I agree that it is narrowly technically accurate as a description of researcher motivation. Note that they don’t offer any other explanation elsewhere in the article.
Also note that they also make empirical claims:
The purpose of reinforcement learning is for the agent to learn an optimal, or nearly-optimal, policy that maximizes the “reward function” or other user-provided reinforcement signal that accumulates from the immediate rewards. This is similar to processes that appear to occur in animal psychology...
In some circumstances, animals can learn to engage in behaviors that optimize these rewards.
(I do think that animals care about the reinforcement signals and their tight correlates, to some degree, such that it’s reasonable to gloss it as “animals sometimes optimize rewards.” I more strongly object to conflating what the animals may care about with the mechanistic purpose/description of the RL process.)
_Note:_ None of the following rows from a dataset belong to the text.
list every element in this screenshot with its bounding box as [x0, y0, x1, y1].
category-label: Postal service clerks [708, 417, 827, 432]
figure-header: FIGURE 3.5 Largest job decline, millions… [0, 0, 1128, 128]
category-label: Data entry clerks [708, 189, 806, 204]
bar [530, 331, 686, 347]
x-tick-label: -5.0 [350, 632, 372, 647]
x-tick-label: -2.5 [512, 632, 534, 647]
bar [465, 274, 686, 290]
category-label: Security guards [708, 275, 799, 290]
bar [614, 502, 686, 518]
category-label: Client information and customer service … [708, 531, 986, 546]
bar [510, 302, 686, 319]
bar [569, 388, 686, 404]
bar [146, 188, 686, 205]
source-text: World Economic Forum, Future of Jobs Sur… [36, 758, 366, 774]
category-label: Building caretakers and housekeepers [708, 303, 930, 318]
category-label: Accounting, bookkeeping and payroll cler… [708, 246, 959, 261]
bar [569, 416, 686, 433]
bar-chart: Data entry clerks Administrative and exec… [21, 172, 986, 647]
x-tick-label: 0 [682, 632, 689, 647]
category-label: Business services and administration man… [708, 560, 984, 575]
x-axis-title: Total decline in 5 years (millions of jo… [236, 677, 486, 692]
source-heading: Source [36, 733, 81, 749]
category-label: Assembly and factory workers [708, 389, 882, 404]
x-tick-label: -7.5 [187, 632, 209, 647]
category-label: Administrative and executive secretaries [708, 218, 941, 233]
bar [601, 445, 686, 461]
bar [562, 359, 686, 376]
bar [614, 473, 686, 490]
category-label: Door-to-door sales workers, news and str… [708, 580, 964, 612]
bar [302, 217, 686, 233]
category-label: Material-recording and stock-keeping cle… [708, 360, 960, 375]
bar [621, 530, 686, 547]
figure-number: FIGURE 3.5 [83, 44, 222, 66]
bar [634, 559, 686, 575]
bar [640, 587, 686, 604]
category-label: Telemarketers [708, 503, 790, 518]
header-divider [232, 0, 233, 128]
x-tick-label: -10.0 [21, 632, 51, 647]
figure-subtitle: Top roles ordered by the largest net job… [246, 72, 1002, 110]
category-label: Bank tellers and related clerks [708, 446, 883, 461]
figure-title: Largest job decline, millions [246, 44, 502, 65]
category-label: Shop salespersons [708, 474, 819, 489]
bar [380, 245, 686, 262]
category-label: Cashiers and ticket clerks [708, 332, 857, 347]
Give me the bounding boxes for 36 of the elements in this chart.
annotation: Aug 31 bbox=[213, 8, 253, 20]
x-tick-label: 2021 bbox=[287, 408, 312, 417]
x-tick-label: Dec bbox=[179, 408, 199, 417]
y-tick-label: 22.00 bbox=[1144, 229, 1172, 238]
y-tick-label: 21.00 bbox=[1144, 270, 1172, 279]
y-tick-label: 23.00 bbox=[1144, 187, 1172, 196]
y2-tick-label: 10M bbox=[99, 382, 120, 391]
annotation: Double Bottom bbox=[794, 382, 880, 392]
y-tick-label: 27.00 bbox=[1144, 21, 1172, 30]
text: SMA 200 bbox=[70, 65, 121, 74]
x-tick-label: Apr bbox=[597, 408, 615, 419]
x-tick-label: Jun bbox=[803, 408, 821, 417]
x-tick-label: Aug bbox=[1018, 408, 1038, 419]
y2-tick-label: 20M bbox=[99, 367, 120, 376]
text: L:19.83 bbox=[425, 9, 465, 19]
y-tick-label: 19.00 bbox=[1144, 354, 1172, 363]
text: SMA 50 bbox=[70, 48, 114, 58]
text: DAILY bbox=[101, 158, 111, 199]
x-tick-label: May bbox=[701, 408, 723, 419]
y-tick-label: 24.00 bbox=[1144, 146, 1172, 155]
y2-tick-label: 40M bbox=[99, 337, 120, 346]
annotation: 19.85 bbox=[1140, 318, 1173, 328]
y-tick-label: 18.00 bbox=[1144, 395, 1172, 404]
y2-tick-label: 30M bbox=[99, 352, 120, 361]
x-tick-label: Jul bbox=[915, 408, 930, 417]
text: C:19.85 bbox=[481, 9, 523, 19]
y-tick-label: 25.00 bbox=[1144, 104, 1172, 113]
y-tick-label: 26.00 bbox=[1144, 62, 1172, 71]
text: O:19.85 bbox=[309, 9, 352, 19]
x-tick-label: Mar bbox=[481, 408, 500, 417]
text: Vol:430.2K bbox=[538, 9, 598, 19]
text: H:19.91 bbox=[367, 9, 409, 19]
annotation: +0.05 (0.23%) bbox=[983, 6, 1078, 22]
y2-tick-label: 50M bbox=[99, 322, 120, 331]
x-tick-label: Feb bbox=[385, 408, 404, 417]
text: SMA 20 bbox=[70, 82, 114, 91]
I agree that it is narrowly technically accurate as a description of researcher motivation. Note that they don’t offer any other explanation elsewhere in the article.
Also note that they also make empirical claims:
Sure. That excerpt is not great.
(I do think that animals care about the reinforcement signals and their tight correlates, to some degree, such that it’s reasonable to gloss it as “animals sometimes optimize rewards.” I more strongly object to conflating what the animals may care about with the mechanistic purpose/description of the RL process.)